Сергий не вмешивался в спор, хотя ситуация была не лишена пикантности. Их послали, чтобы уничтожить Зухоса, предводителя буколов. Зухос – великая сволочь, это ясно, тут вопросов нет. Ну, а с буколами как быть? Истребить этих разбойников, убийц, воров и пиратов? Так ведь не от хорошей жизни буколы до криминала скатываются. Им просто деваться некуда. И как на этом фоне выглядит контуберний, если выражаться в терминах диамата? Кто они, если не пособники «реакционных кругов и рабовладельцев-эксплуататоров»?

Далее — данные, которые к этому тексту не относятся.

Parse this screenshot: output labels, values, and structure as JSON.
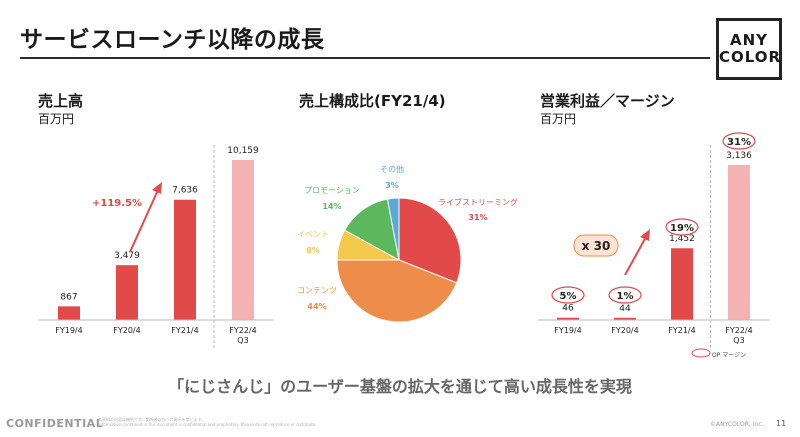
{
  "header": {
    "title": "サービスローンチ以降の成長",
    "logo_line1": "ANY",
    "logo_line2": "COLOR"
  },
  "tagline": "「にじさんじ」のユーザー基盤の拡大を通じて高い成長性を実現",
  "footer": {
    "confidential": "CONFIDENTIAL",
    "note_line1": "本資料の内容は機密です。関係者以外への開示を禁じます。",
    "note_line2": "Information contained in this document is confidential and proprietary. Please do not reproduce or distribute.",
    "copyright": "©ANYCOLOR, Inc.",
    "page": "11"
  },
  "colors": {
    "red": "#e24a4a",
    "pink": "#f5b2b2",
    "orange": "#ee8c4a",
    "yellow": "#f2c94c",
    "green": "#5cb85c",
    "blue": "#5aa9d6",
    "arrow": "#e24a4a"
  },
  "chart_data": [
    {
      "type": "bar",
      "title": "売上高",
      "unit": "百万円",
      "categories": [
        "FY19/4",
        "FY20/4",
        "FY21/4",
        "FY22/4\nQ3"
      ],
      "values": [
        867,
        3479,
        7636,
        10159
      ],
      "value_labels": [
        "867",
        "3,479",
        "7,636",
        "10,159"
      ],
      "ylim": [
        0,
        10159
      ],
      "highlight": "FY22/4 Q3 shown in light pink",
      "annotation": {
        "text": "+119.5%",
        "from": "FY20/4",
        "to": "FY21/4"
      }
    },
    {
      "type": "pie",
      "title": "売上構成比(FY21/4)",
      "slices": [
        {
          "name": "ライブストリーミング",
          "value": 31,
          "label": "31%",
          "color": "#e24a4a"
        },
        {
          "name": "コンテンツ",
          "value": 44,
          "label": "44%",
          "color": "#ee8c4a"
        },
        {
          "name": "イベント",
          "value": 8,
          "label": "8%",
          "color": "#f2c94c"
        },
        {
          "name": "プロモーション",
          "value": 14,
          "label": "14%",
          "color": "#5cb85c"
        },
        {
          "name": "その他",
          "value": 3,
          "label": "3%",
          "color": "#5aa9d6"
        }
      ]
    },
    {
      "type": "bar",
      "title": "営業利益／マージン",
      "unit": "百万円",
      "categories": [
        "FY19/4",
        "FY20/4",
        "FY21/4",
        "FY22/4\nQ3"
      ],
      "values": [
        46,
        44,
        1452,
        3136
      ],
      "value_labels": [
        "46",
        "44",
        "1,452",
        "3,136"
      ],
      "margins": [
        "5%",
        "1%",
        "19%",
        "31%"
      ],
      "ylim": [
        0,
        3136
      ],
      "annotation": {
        "text": "x 30",
        "from": "FY20/4",
        "to": "FY21/4"
      },
      "legend": "OP マージン"
    }
  ]
}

Лобанов крякнул и встал, держась за мачту. Приставил ладонь козырьком к глазам, и оглядел всю «эскадру» – десятка четыре сехери плыло по восточному рукаву Нила, спускаясь к морю. Гаулы с оружием они передали римскому командованию – командование было очень признательно, ведь трюмы обоих кораблей были доверху набиты доспехами и оружием легионеров, спертыми на складах в Мезии и Паннонии. Иосеф на этот счет помалкивал, загадочно улыбаясь, но щедро оплатил сорок новых сехери, купленных в Бубасте. И поплыли кораблики по реке, направляемые твердыми руками добровольцев…
Буколия не имела точных границ, ее полулегальное население пряталось на северо-востоке Дельты, в самом глухом углу. От атаки с моря буколов защищал могучий прибой и опасное дно, мели и глубины которого постоянно менялись. Здесь, на стыке воды и суши, мореходов путали миражи, а ветра-кардим, поднимавшие в пустыне песчаные бури, на море устраивали шквалистые нагоны воды и закручивали смерчи. А напасть на буколов с суши… Хм. Сначала надо найти эту самую сушу! Твердая земля в Буколии была наперечет – несколько холмиков, сухие клочки там, сям… Было, правда, несколько островов, на них сажали овощи и сеяли ячмень, но в половодье их не увидать. Вот, схлынет вода, и они покажутся, выставят плоские спины с осевшим жирным илом – придет пора устраивать грядки…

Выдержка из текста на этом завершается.